The timing just worked out. Linton had connected with old friend Dwight Brown, semi-retired from construction giant PCL Canada, and had persuaded him to come out and oversee work at the Hershey factory. When Brown heard of the acquisition he offered to take a look, but he too got hooked and took on the job as project manager.
With Brown overseeing the project, Linton hired Ryan Peters of AFM Construction, and Paul Moore for the specialty mason’s work, but 95 per cent of the workforce was local.
Restoration began in February 2019 and was completed in October 2019. The restoration involved a complete renovation from basement to clock tower and extensive research to ensure architectural details and millwork restoration were done according to traditional methods using original materials.
“I believe the magnitude of this project was far greater than Bruce had initially anticipated, but we were confident his love for this building would carry him beyond every obstacle,” said Pankow.
Linton has renovated the building with authenticity but with modern bells and whistles.
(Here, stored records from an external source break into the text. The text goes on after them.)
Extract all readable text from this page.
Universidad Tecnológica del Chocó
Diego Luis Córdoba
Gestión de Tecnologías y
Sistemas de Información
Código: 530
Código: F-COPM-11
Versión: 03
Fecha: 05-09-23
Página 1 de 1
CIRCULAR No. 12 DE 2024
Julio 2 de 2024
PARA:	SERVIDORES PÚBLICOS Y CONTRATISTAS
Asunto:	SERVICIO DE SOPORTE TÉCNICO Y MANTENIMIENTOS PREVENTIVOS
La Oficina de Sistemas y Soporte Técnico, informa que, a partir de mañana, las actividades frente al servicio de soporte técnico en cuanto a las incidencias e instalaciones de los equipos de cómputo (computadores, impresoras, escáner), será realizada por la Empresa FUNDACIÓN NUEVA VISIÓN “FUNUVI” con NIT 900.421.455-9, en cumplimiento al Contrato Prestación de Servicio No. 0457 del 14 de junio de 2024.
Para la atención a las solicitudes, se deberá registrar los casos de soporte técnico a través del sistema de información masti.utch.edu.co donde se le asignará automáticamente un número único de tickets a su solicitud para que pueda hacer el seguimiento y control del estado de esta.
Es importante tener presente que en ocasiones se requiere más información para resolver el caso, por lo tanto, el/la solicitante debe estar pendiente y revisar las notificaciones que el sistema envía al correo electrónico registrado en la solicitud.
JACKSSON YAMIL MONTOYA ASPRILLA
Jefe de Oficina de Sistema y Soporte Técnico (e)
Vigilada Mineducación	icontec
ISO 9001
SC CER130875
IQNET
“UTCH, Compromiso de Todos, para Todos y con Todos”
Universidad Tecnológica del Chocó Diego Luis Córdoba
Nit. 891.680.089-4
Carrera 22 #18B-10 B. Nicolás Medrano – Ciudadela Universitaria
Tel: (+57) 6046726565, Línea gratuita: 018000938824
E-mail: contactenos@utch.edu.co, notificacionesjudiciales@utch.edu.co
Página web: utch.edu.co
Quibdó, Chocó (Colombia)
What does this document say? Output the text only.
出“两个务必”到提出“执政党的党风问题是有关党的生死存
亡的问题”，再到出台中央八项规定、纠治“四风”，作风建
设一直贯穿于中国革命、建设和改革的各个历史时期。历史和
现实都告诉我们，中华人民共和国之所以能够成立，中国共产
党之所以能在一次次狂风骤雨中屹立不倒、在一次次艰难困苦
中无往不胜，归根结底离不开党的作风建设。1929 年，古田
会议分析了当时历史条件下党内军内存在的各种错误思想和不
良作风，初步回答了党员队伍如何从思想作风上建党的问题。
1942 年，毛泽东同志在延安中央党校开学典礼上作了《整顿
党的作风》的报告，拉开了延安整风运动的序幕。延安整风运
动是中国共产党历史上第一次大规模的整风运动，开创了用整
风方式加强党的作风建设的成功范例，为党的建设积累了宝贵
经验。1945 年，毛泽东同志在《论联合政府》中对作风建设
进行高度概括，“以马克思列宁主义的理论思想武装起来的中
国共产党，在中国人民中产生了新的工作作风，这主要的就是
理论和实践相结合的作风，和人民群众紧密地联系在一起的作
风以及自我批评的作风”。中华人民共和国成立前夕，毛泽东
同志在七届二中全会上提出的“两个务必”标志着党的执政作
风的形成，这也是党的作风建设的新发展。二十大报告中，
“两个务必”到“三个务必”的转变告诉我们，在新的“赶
The clock has retained its original face, for example, but is lit with LED light, sports a new sturdier glass face, and can play programmable music as needed.
His vision for the building gives a nod to its history and the town’s future. The basement, he says, will be a very high-end bar.
“It won’t have any signs outside, just a red light; when the light is on the bar is open,” said Linton, in a gentle nod to its history as a speakeasy.
The ground floor has been designed for shared office space, and Linton hopes to rent the spaces out to a lawyer, an accountant, an engineering firm and an IT firm – basically a variety of business support services.
“If these companies offer their services pro-bono to small businesses in town, I will reduce their rent,” said Linton, who says he wants to encourage and help build better businesses in the area.
The second floor has three apartments with in-floor heating and all-new windows.
“The entire place is using 10 per cent of the energy to heat that it used when I bought it,” said Linton, adding that he hopes the restoration will inspire other building owners in the town to undertake restoration work, and inspire pride in residents for the beauty of the town’s architectural heritage.
While Linton won’t speak of the cost, he admits it’s his future grandchildren who might realize a return on the investment he made.
“Without question, Bruce is the only person who would have had the fortitude to complete this project regardless of the time, energy and cost involved. We’re very pleased that he has received recognition for his contribution through the Lieutenant-Governor’s award,” said Pankow.
Linton had no idea he had even been nominated for the award; it came as a complete surprise.
“I had no clue such an award existed, but it was nice to receive the recognition, so thank you to whoever filled out the forms and submitted the nomination,” said Linton.